The recent SEBI ICDR amendments require the disclosure of all criminal proceedings involving senior management in the IPO offer documents.
“All criminal proceedings involving key managerial personnel and senior management of the issuer and also the actions by regulatory authorities and statutory authorities against such key managerial personnel and senior management of the issuer shall also be disclosed,” the amendment said.
Until now, there was no disclosure requirement for KMPs and senior management in this regard for IPOs.
Issuers are allowed to hit the market with IPOs even if the employees have stock appreciation rights, provided they are fully exercised. This will provide greater flexibility to companies with employee incentive schemes. Details of stock appreciation rights and the total number of equity shares resulting from the exercise of such SARs are required to be included in the draft offer document.

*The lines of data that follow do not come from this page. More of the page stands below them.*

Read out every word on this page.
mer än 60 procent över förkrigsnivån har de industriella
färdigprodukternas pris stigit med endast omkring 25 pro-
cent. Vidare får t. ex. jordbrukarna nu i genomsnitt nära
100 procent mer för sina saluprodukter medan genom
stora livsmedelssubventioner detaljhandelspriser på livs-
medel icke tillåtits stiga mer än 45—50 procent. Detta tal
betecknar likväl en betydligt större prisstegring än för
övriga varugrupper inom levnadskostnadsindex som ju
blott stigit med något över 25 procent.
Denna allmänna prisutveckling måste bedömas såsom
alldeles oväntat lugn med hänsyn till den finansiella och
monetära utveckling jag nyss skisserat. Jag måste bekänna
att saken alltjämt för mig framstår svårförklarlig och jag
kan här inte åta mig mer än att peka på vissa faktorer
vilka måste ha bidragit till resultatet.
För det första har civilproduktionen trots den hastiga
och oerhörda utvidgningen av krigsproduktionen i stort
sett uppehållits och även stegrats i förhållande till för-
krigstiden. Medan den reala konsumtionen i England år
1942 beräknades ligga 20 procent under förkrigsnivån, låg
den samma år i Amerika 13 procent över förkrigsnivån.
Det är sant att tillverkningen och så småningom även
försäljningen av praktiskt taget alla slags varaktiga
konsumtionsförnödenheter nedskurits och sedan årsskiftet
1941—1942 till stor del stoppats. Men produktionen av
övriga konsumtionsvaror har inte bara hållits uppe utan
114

Repayment of existing loans that may have been availed for the purpose of capital expenditure are required to be considered towards determining the extent of issue proceeds proposed to be utilised for capital expenditure purposes.
Compliance officers
Compliance officers of the issuers have to necessarily be a company secretary. This is to ensure higher accountability and better monitoring of securities law compliance.
A company may voluntarily choose to provide proforma financial statements of acquisitions and divestments even if these are below the materiality threshold specified in the ICDR Regulations or if these have been completed prior to the latest period for which financial information is disclosed in the draft offer document or the offer document.
This threshold implies 20 per cent or more of the turnover, net worth or profit before tax of the latest consolidated financial statements of the company.